If there were two GFCI devices in series, how did the electricity get from the black (hot) wire to the metal rails of the boat lift? The motor casing was metal and was directly attached to a metal plate, which was attached to metal cables supporting the metal rails. Thus, an internal short in the motor’s casing would energize everything back to the metal railings. Or maybe the two wires in the junction box below the water line were the source of the short. Either way, the severed ground wire under the house would not have allowed anything to flow back to the panel’s ground bus. Hence, there would not be a GFCI-sensed voltage imbalance at the lift motor to trip the unit. Both GFCI circuits were on the up side of where the short to ground was located. Effectively, this said the GFCI became unusable as soon as the ground wire became severed.

I had to prove the motor had an internal short to its casing, which would place 120V on the metal cabling and metal boat rails, or that the plastic junction box was filled with enough water to allow a conductive path between the black (hot) wire and the “floating” green (ground) wire. To examine the motor for an internal short, I disconnected the ground wire going from the house to the motor and then energized the motor via the power switch. I made a voltage measurement between the motor’s ground wire and the ground wire going back to the house. I measured 0V, which told me there was no voltage on the motor’s casing. Thus, the only other path would have to be through the water-filled plastic junction box, back to the motor’s ground casing, and down the metal rails. No ground connection back at the house meant the metal rails remained energized until a grounding connection could be made somewhere.
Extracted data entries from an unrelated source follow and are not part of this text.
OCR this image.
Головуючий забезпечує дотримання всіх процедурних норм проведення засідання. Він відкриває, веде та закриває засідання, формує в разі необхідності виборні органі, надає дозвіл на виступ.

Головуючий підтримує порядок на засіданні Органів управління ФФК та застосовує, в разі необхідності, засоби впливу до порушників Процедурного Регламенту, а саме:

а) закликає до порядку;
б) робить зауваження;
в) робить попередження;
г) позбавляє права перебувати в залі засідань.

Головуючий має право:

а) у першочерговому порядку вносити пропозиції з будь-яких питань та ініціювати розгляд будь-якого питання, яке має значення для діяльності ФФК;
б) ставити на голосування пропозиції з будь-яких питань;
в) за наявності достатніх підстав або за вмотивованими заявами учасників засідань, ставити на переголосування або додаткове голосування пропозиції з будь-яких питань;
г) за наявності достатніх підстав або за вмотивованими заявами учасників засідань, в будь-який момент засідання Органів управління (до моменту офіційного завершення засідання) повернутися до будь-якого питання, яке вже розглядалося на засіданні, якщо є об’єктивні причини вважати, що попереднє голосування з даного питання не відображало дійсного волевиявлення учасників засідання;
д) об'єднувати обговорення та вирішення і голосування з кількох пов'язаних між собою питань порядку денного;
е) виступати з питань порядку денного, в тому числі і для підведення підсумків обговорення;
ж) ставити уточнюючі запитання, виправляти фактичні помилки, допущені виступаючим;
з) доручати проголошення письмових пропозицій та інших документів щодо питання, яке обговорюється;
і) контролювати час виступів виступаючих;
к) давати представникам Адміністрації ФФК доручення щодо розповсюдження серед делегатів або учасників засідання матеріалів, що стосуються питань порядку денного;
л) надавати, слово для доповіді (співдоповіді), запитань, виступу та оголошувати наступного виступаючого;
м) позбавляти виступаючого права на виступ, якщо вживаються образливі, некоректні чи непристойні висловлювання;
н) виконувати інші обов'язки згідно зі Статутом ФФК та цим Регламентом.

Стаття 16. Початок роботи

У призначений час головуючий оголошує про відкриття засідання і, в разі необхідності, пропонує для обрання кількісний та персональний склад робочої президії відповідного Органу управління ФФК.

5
Because the boat dock was made of wood, anyone standing on it would be isolated and wouldn’t receive a shock by touching the metal cables during normal boat lifting operation. When the grandfather lifted the rails out of the water, he disconnected the leakage path, allowing the electricity to remain on the rails. Unfortunately, when the boy hung from the rails with his feet in the water, he provided a direct path for current to flow. However, how the water got into the gasketed, sealed junction box remained a mystery. The wiring feeding the junction box was encased in two plastic conduits, but they were not sealed from the outside humid environment, possibly accumulating condensation over time. The section routed toward the house stopped about halfway along its length. The other section was routed vertically partially up to the GFCI connector. Thus, both ends were open to the elements. I also noticed the plastic junction box was located directly under a seam in the deck boards. If the cover was not sealed completely, then its location would be ideal for water to drip into the box. 

This case settled out of court for an undisclosed amount. We can learn several lessons from this accident. First, the electrician should have obtained an electrical permit. The inspection would have uncovered the missing GFCI at the house, and the connection under the house would have been installed to NEC regulations, preventing the severed wire. Eventually, water buildup in the plastic junction box would have tripped the GFCI. Then, the subsequent troubleshooting would have uncovered the problem and led to a fix. The quirky piece of this puzzle is that individually the severed ground wire and water buildup would not have caused this fatality. Together, however, a dangerous electrical condition was lurking under the surface.